Reported benchmarks:
swe-bench verified mythos 5: 95.5%; fable 5: 95.0%
swe-bench pro mythos 5: 80.3%; fable 5: 80.0%
terminal-bench 2.1 mythos 5: 88.0%; fable 5: 84.3%
gpqa diamond mythos 5: 94.1%
riemannbench mythos 5: 55.0%; mythos preview: 43.0%; opus 4.8: 34.0%
arxivmath mythos 5: 78.5%
critpt mythos 5: 28.6%; gpt-5.5: 27.1%; opus 4.8: 20.9%
graphwalks bfs 1m mythos 5: 79.4%; mythos preview: 74.3%; opus 4.8: 68.1%
humanity’s last exam mythos 5: 59.0% without tools; 64.5% with tools
browsecomp mythos 5: 88.0% single-agent; 93.3% multi-agent
osworld-verified mythos/fable: 85.0%
gdp.pdf fable 5: 29.8% strict pass; mythos 5: 87.6% with tools on mean criteria pass
officeqa pro fable 5: 57.9% on databricks’ eval
legal agent benchmark mythos 5: 16.91% all-pass; 92.0% mean criterion-pass
healthbench mythos 5: 62.7%
healthbench professional mythos 5: 66.0%
multilingual gmmlu / milu / include 93.2%; 92.9%; 90.5%
biomysterybench 83.9% human-solvable; 46.1% human-difficult
organic chemistry mythos 5: 90.1%
labbench2 patent questions mythos 5: 79.8%
In light of the ability of recent models to accelerate their own development, we’ve implemented new interventions that limit Claude’s effectiveness for requests targeting frontier LLM development (for example, on building pretraining pipelines, distributed training infrastructure, or ML accelerator design). Using Claude to develop competing models already violates our Terms of Service, but enforcing this restriction through our safeguards avoids accelerating the actors most willing to violate these terms.

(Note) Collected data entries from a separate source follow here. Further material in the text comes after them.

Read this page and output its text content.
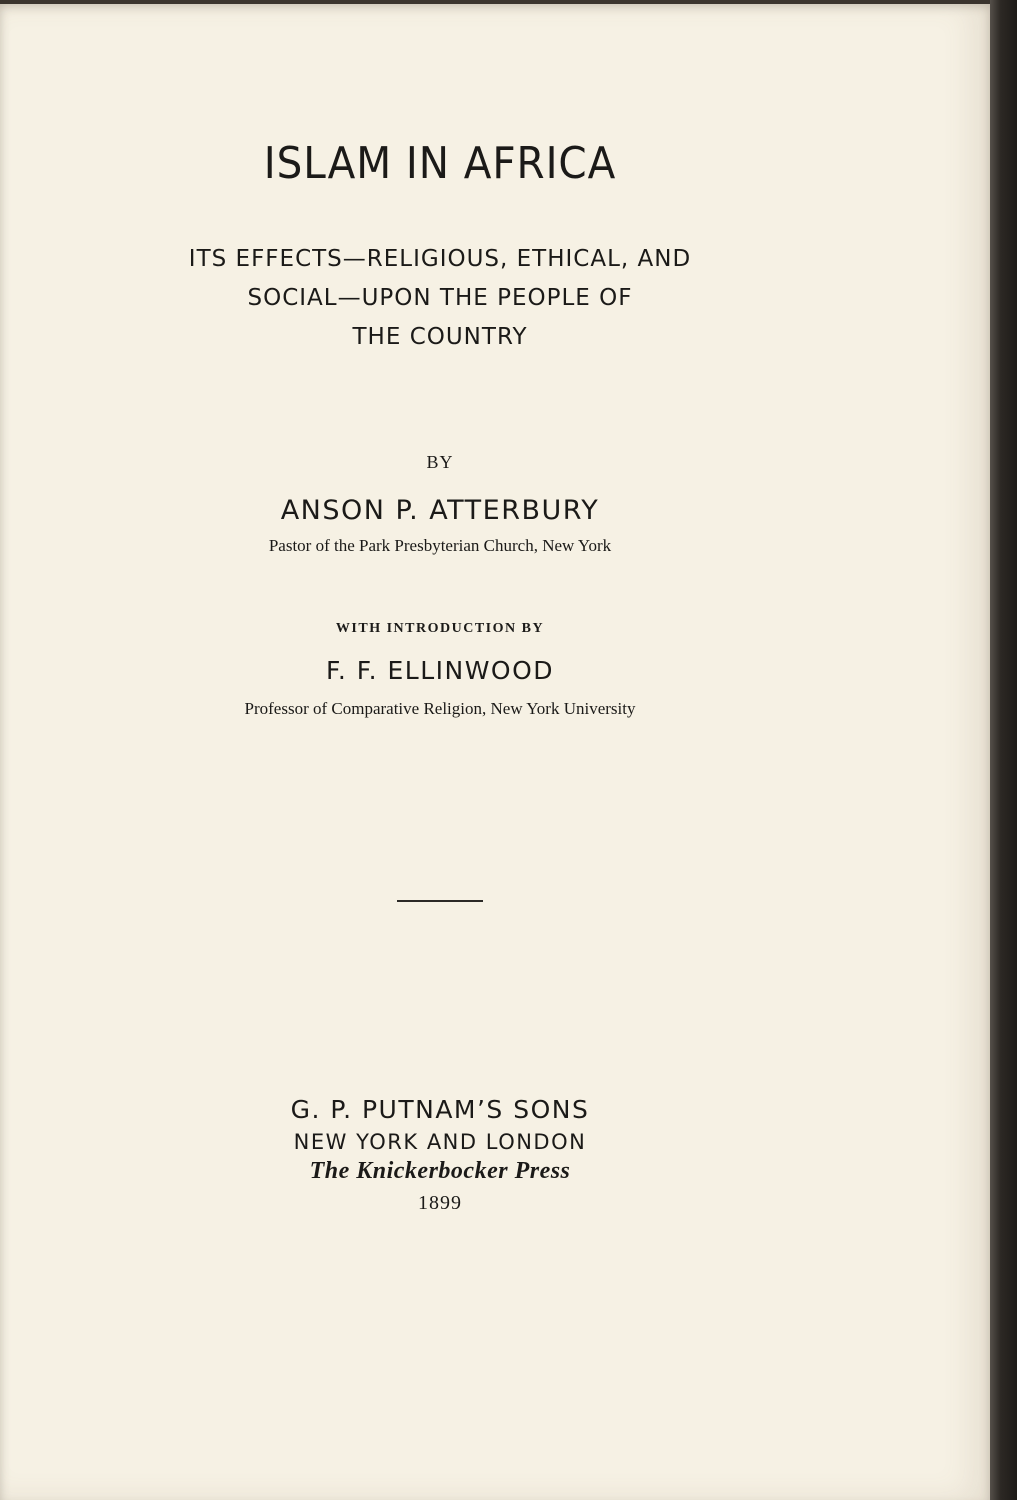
ISLAM IN AFRICA
ITS EFFECTS—RELIGIOUS, ETHICAL, AND
SOCIAL—UPON THE PEOPLE OF
THE COUNTRY
BY
ANSON P. ATTERBURY
Pastor of the Park Presbyterian Church, New York
WITH INTRODUCTION BY
F. F. ELLINWOOD
Professor of Comparative Religion, New York University
G. P. PUTNAM’S SONS
NEW YORK AND LONDON
The Knickerbocker Press
1899
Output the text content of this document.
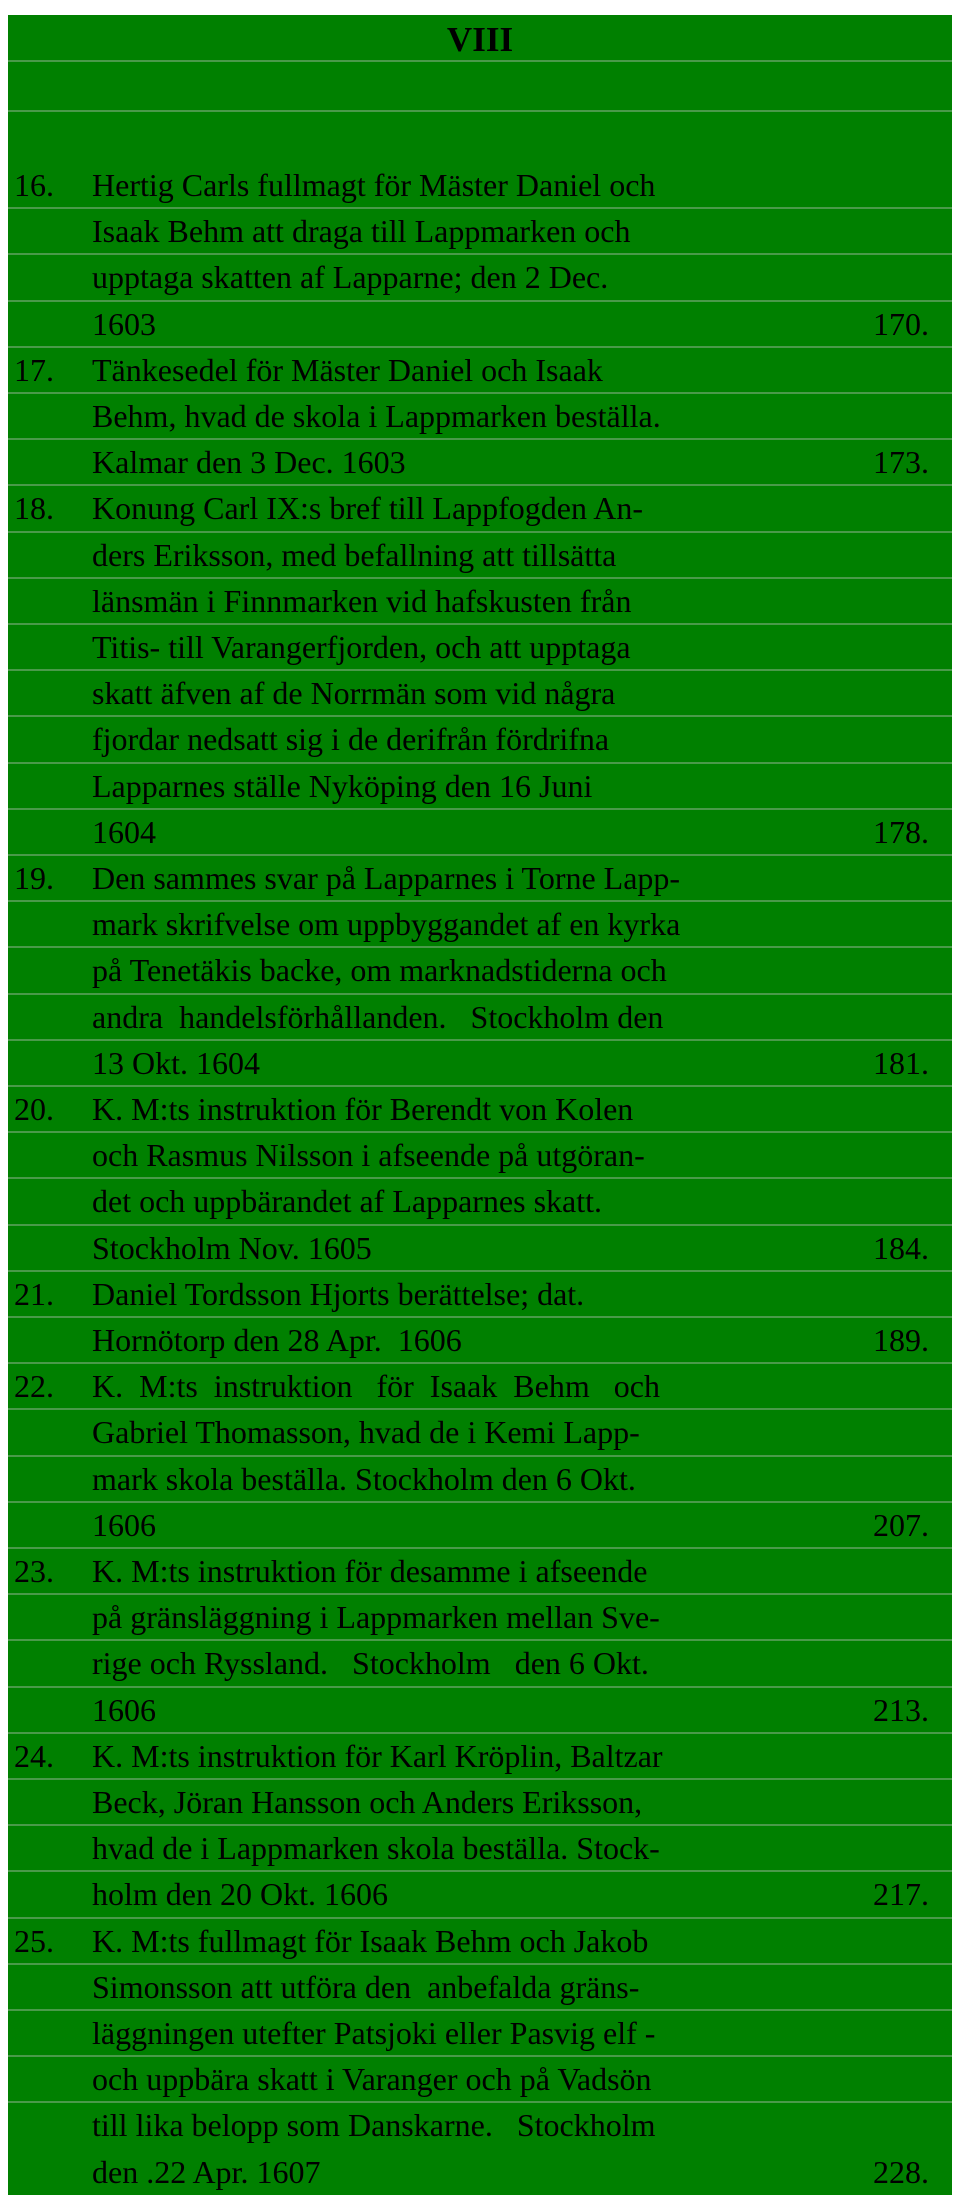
VIII
16. Hertig Carls fullmagt för Mäster Daniel och
Isaak Behm att draga till Lappmarken och
upptaga skatten af Lapparne; den 2 Dec.
1603	170.
17. Tänkesedel för Mäster Daniel och Isaak
Behm, hvad de skola i Lappmarken beställa.
Kalmar den 3 Dec. 1603	173.
18. Konung Carl IX:s bref till Lappfogden An-
ders Eriksson, med befallning att tillsätta
länsmän i Finnmarken vid hafskusten från
Titis- till Varangerfjorden, och att upptaga
skatt äfven af de Norrmän som vid några
fjordar nedsatt sig i de derifrån fördrifna
Lapparnes ställe Nyköping den 16 Juni
1604	178.
19. Den sammes svar på Lapparnes i Torne Lapp-
mark skrifvelse om uppbyggandet af en kyrka
på Tenetäkis backe, om marknadstiderna och
andra  handelsförhållanden.   Stockholm den
13 Okt. 1604	181.
20. K. M:ts instruktion för Berendt von Kolen
och Rasmus Nilsson i afseende på utgöran-
det och uppbärandet af Lapparnes skatt.
Stockholm Nov. 1605	184.
21. Daniel Tordsson Hjorts berättelse; dat.
Hornötorp den 28 Apr.  1606	189.
22. K.  M:ts  instruktion   för  Isaak  Behm   och
Gabriel Thomasson, hvad de i Kemi Lapp-
mark skola beställa. Stockholm den 6 Okt.
1606	207.
23. K. M:ts instruktion för desamme i afseende
på gränsläggning i Lappmarken mellan Sve-
rige och Ryssland.   Stockholm   den 6 Okt.
1606	213.
24. K. M:ts instruktion för Karl Kröplin, Baltzar
Beck, Jöran Hansson och Anders Eriksson,
hvad de i Lappmarken skola beställa. Stock-
holm den 20 Okt. 1606	217.
25. K. M:ts fullmagt för Isaak Behm och Jakob
Simonsson att utföra den  anbefalda gräns-
läggningen utefter Patsjoki eller Pasvig elf -
och uppbära skatt i Varanger och på Vadsön
till lika belopp som Danskarne.   Stockholm
den .22 Apr. 1607	228.
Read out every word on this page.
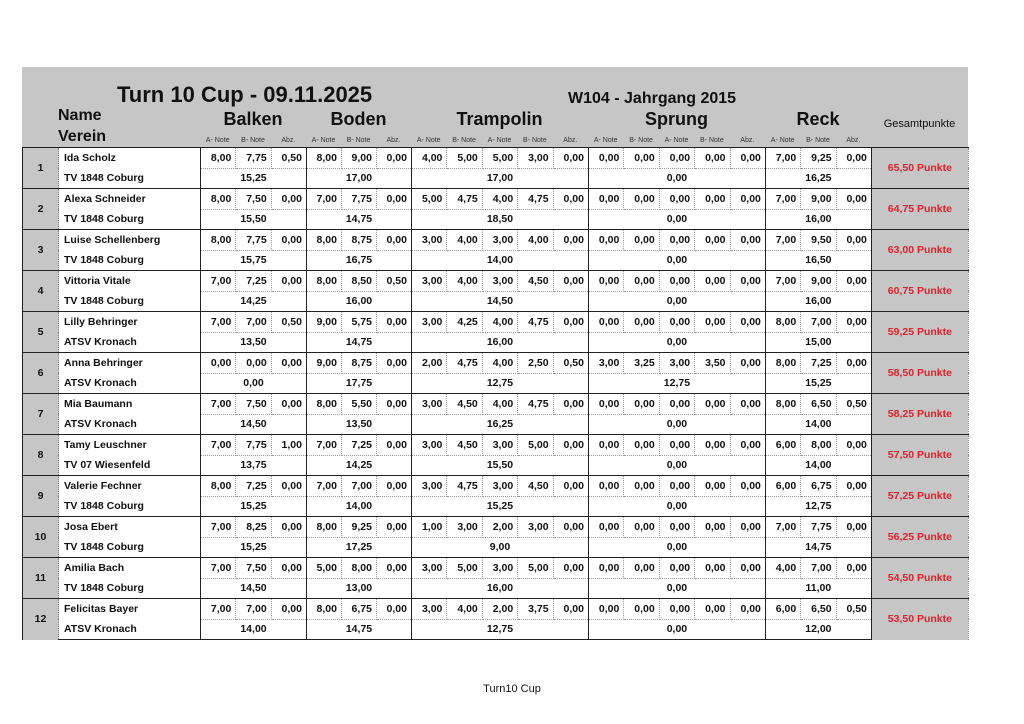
Turn 10 Cup - 09.11.2025	W104 - Jahrgang 2015
Name
Verein
Gesamtpunkte
Balken
A- Note	B- Note	Abz.
Boden
A- Note	B- Note	Abz.
Trampolin
A- Note	B- Note	A- Note	B- Note	Abz.
Sprung
A- Note	B- Note	A- Note	B- Note	Abz.
Reck
A- Note	B- Note	Abz.
1	Ida Scholz	8,00	7,75	0,50	8,00	9,00	0,00	4,00	5,00	5,00	3,00	0,00	0,00	0,00	0,00	0,00	0,00	7,00	9,25	0,00	65,50 Punkte
	TV 1848 Coburg	15,25			17,00			17,00					0,00					16,25			
2	Alexa Schneider	8,00	7,50	0,00	7,00	7,75	0,00	5,00	4,75	4,00	4,75	0,00	0,00	0,00	0,00	0,00	0,00	7,00	9,00	0,00	64,75 Punkte
	TV 1848 Coburg	15,50			14,75			18,50					0,00					16,00			
3	Luise Schellenberg	8,00	7,75	0,00	8,00	8,75	0,00	3,00	4,00	3,00	4,00	0,00	0,00	0,00	0,00	0,00	0,00	7,00	9,50	0,00	63,00 Punkte
	TV 1848 Coburg	15,75			16,75			14,00					0,00					16,50			
4	Vittoria Vitale	7,00	7,25	0,00	8,00	8,50	0,50	3,00	4,00	3,00	4,50	0,00	0,00	0,00	0,00	0,00	0,00	7,00	9,00	0,00	60,75 Punkte
	TV 1848 Coburg	14,25			16,00			14,50					0,00					16,00			
5	Lilly Behringer	7,00	7,00	0,50	9,00	5,75	0,00	3,00	4,25	4,00	4,75	0,00	0,00	0,00	0,00	0,00	0,00	8,00	7,00	0,00	59,25 Punkte
	ATSV Kronach	13,50			14,75			16,00					0,00					15,00			
6	Anna Behringer	0,00	0,00	0,00	9,00	8,75	0,00	2,00	4,75	4,00	2,50	0,50	3,00	3,25	3,00	3,50	0,00	8,00	7,25	0,00	58,50 Punkte
	ATSV Kronach	0,00			17,75			12,75					12,75					15,25			
7	Mia Baumann	7,00	7,50	0,00	8,00	5,50	0,00	3,00	4,50	4,00	4,75	0,00	0,00	0,00	0,00	0,00	0,00	8,00	6,50	0,50	58,25 Punkte
	ATSV Kronach	14,50			13,50			16,25					0,00					14,00			
8	Tamy Leuschner	7,00	7,75	1,00	7,00	7,25	0,00	3,00	4,50	3,00	5,00	0,00	0,00	0,00	0,00	0,00	0,00	6,00	8,00	0,00	57,50 Punkte
	TV 07 Wiesenfeld	13,75			14,25			15,50					0,00					14,00			
9	Valerie Fechner	8,00	7,25	0,00	7,00	7,00	0,00	3,00	4,75	3,00	4,50	0,00	0,00	0,00	0,00	0,00	0,00	6,00	6,75	0,00	57,25 Punkte
	TV 1848 Coburg	15,25			14,00			15,25					0,00					12,75			
10	Josa Ebert	7,00	8,25	0,00	8,00	9,25	0,00	1,00	3,00	2,00	3,00	0,00	0,00	0,00	0,00	0,00	0,00	7,00	7,75	0,00	56,25 Punkte
	TV 1848 Coburg	15,25			17,25			9,00					0,00					14,75			
11	Amilia Bach	7,00	7,50	0,00	5,00	8,00	0,00	3,00	5,00	3,00	5,00	0,00	0,00	0,00	0,00	0,00	0,00	4,00	7,00	0,00	54,50 Punkte
	TV 1848 Coburg	14,50			13,00			16,00					0,00					11,00			
12	Felicitas Bayer	7,00	7,00	0,00	8,00	6,75	0,00	3,00	4,00	2,00	3,75	0,00	0,00	0,00	0,00	0,00	0,00	6,00	6,50	0,50	53,50 Punkte
	ATSV Kronach	14,00			14,75			12,75					0,00					12,00			
Turn10 Cup
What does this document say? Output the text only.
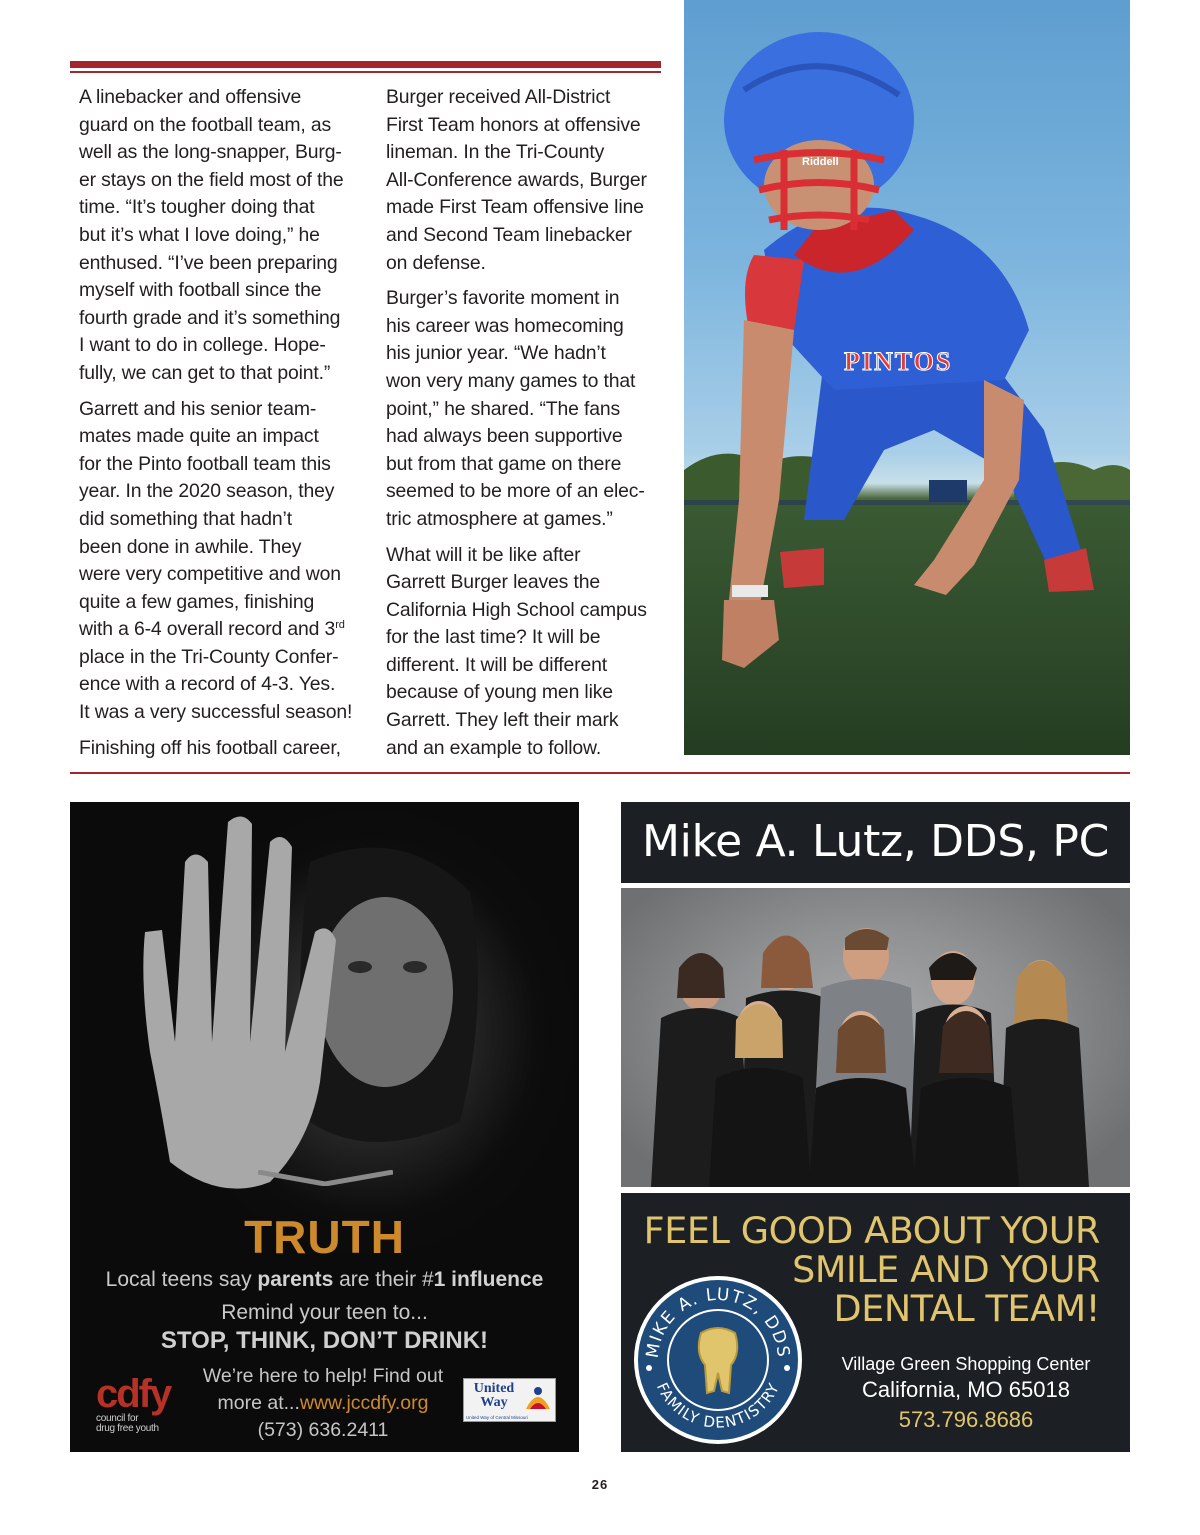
A linebacker and offensive
guard on the football team, as
well as the long-snapper, Burg-
er stays on the field most of the
time. “It’s tougher doing that
but it’s what I love doing,” he
enthused. “I’ve been preparing
myself with football since the
fourth grade and it’s something
I want to do in college. Hope-
fully, we can get to that point.”

Garrett and his senior team-
mates made quite an impact
for the Pinto football team this
year. In the 2020 season, they
did something that hadn’t
been done in awhile. They
were very competitive and won
quite a few games, finishing
with a 6-4 overall record and 3rd
place in the Tri-County Confer-
ence with a record of 4-3. Yes.
It was a very successful season!

Finishing off his football career,

Burger received All-District
First Team honors at offensive
lineman. In the Tri-County
All-Conference awards, Burger
made First Team offensive line
and Second Team linebacker
on defense.

Burger’s favorite moment in
his career was homecoming
his junior year. “We hadn’t
won very many games to that
point,” he shared. “The fans
had always been supportive
but from that game on there
seemed to be more of an elec-
tric atmosphere at games.”

What will it be like after
Garrett Burger leaves the
California High School campus
for the last time? It will be
different. It will be different
because of young men like
Garrett. They left their mark
and an example to follow.

PINTOS
Riddell
TRUTH
Local teens say parents are their #1 influence
Remind your teen to...
STOP, THINK, DON’T DRINK!
cdfy
council for
drug free youth
We’re here to help! Find out
more at...www.jccdfy.org
(573) 636.2411
United
Way
United Way of Central Missouri
Mike A. Lutz, DDS, PC
FEEL GOOD ABOUT YOUR
SMILE AND YOUR
DENTAL TEAM!
MIKE A. LUTZ, DDS
FAMILY DENTISTRY
Village Green Shopping Center
California, MO 65018
573.796.8686
26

Unlike our interventions for cybersecurity, biology and chemistry, and distillation attempts, these safeguards will not be visible to the user. Fable 5 will not fall back to a different model. Instead, the safeguards will limit effectiveness through methods such as prompt modification, steering vectors, or parameter-efficient fine-tuning (PEFT). These interventions will not affect the vast majority of coding work. We estimate they will impact ~0.03% of traffic, concentrated in fewer than 0.1% of organizations. When these interventions are active, we expect them to have minimal behavioral impact on the model except to limit its effectiveness in developing frontier LLMs. Claude will still respond helpfully to user requests. We’ll continue to improve the precision of our detection methods following the launch of this model.
(From the model card document)
I didn't previously understand that they interpreted "Using Claude to develop competing models" so broadly. I thought that meant something like "our ToS disallow distilling our models."
Too bad. I'll continue to use Claude for now, because it's quite effective, but in the long term I don't want powerful models like these to be controlled by any one nation or company.
But at the same time, it's quite funny because they seem high on their own supply. The recent communiques from claude do not pass objectivity check.
And if Opus 4.6 -> Opus 4.7 -> Opus 4.8 is anything to go by, not sure if there are any value to their "acceleration"
If any company wishes to partner with Anthropic (eg. to get access to Mythos), they need to make sure all public facing comms are vetted by Anthropic's product marketing team, and in almost all the cases I've seen Anthropic's team has edited these comms to be entirely Anthropic first.
Does this imply that they're actively using it for their frontier development and that it's very effective?
As if being in any of these two somehow means that you won't use the models to say, steal random people's money.
Sam Bankman-Fried or Elizabeth Holmes would have been the members of Glasswings project, if not one of the initial members. Who's to say we don't have similar people with access to Mythos right now?